May you end up loving Kyoto as much as I do, and writing your own story so that you might inspire others as I hope that I’ve inspired you.
Can you take pictures in Kyoto?
You can absolutely take pictures in Kyoto, though rules apply in some places. In certain popular temples such as Eikando and the Kinkaku-ji Golden Pavilion, tripods are forbidden unless you obtain express permission. Additionally, the interiors of certain museums and temples are off limits for photos, although not to worry—these will be denoted with a sign.
Where can I watch the sunset in Kyoto?
The most popular place to watch the sunset in Kyoto is from Kiyomizu-dera temple, either behind the “stage” in the paid area of the grounds, or just in front of the pagoda, with a perfect views of Kyoto city.

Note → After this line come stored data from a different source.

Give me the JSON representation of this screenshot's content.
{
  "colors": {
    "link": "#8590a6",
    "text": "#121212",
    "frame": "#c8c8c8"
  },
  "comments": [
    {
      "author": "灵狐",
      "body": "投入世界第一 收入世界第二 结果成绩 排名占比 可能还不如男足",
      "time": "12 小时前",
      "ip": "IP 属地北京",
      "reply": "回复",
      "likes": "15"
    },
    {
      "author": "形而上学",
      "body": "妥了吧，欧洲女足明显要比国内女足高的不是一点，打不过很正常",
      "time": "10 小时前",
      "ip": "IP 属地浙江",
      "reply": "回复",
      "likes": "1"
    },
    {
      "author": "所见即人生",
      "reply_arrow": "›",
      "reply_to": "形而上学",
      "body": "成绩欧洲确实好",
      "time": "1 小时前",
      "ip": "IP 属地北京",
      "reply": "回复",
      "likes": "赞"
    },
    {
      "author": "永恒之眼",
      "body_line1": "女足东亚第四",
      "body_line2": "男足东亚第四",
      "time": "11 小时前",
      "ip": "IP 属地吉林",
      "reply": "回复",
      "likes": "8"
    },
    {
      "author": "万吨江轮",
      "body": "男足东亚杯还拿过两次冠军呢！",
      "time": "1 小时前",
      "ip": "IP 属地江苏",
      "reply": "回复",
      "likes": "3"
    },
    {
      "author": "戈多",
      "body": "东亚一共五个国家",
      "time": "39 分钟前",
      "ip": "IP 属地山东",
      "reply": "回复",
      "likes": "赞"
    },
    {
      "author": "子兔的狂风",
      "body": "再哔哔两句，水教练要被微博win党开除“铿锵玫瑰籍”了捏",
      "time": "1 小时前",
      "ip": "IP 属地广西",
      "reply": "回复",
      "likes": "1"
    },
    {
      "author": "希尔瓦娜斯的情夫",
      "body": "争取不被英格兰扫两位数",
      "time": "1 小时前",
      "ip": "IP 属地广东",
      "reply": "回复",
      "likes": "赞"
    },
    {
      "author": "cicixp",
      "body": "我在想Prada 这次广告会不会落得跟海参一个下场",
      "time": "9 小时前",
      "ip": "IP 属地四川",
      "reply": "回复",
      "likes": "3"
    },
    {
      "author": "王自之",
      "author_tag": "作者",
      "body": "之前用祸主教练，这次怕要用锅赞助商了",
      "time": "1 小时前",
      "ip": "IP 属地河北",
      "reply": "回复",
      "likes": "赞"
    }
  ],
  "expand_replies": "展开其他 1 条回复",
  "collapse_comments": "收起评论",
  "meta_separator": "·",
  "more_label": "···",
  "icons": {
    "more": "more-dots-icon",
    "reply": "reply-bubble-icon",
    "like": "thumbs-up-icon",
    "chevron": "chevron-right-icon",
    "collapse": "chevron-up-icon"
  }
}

A more underrated place to watch sunset in Kyoto is just south of Kyoto Station, on the flyover bridge just east of Toji Station, with a distant view of the pagoda of the temple of the same name.
Where can I see sunrise in Kyoto?
Kyoto sunrises tend to be unspectacular, because of Hieizan mountain that towers just to the east of the city. If you do decide to rise in time for sunset, do so from the scenic banks of the Kamo River in Shimogyo district, or somewhere with a beautiful foreground, such as along Okazaki Canal just west of the torii gate of Hei’an Jingu shrine.